Turtle zone has its final stage take place inside of a giant whale, where you jump around its tonsils, dodge rising and falling teeth, maneuver up and down weird mucus areas, and eventually battle a giant octopus living deep within it.

And fight what I can only describe as "cow fish."
Aside from its bizarre stages and monsters, Mario is as true to form as ever.  The fireman ability (which strangely lets him throw fire from his hands instead of fight fires) is your standard fire flower, the rabbit ears give Mario the ability to slow his descent and crudely "fly" (akin to the raccoon tail) to reach normally inaccessible areas, and the astronaut suit lets him breathe in space.  This last one is something that was completely dropped when it came time for Super Mario Galaxy because at a certain point Nintendo just stopped caring about any semblance of logic in their games.

Pictured: Logic
Then there's Wario, and this game really did a good job cementing him as a credible threat to Mario.  First off, when you face him, he's HUGE.

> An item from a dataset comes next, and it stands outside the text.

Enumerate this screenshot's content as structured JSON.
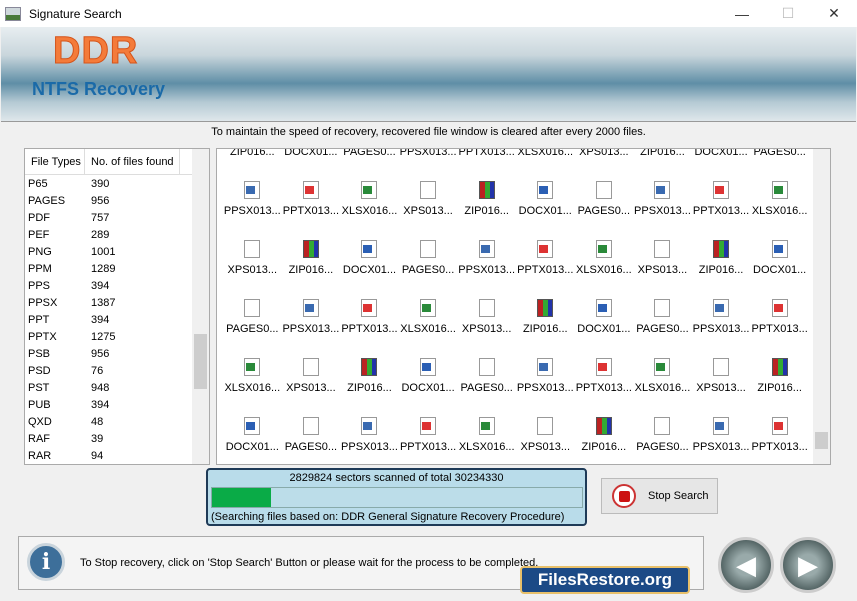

Second, after you jump on him three times, he runs to another room and does something that I'm amazed that Mario villains don't do more often: he grabs hold of the same power-ups you've been using through the game, and uses them against you.

Remember those bunny ears?

Yeah, he dons those and then attempts to drive bomb you butt-first.  He even grabs hold of a fire flower and attempts to roast you with fireballs.

He even manages to get away in the end (which lets him show up later in his own series of Game Boy games which we'll discuss later), but I was always much more impressed with Wario as a villain than I was Bowser for a long, long time.

Plus, the game completely tosses out the idea that Mario's doing the whole thing to save a Princess.  Apparently, in this alternate dimension, once Mario rescued Daisy, she just didn't need saving again and Mario was able to put all those coins he collected into building himself an island retreat.

Does the game hold up?  Absolutely, it was just as fun to play it now as it was back when I would be squinting at my Game Boy during long road trips.  The music is memorable, the controls are crisp, and the secret areas might be a lot easier to find now that I'm an adult, but as a child they had me searching everywhere and jumping everywhere I could to find every hidden block in the game.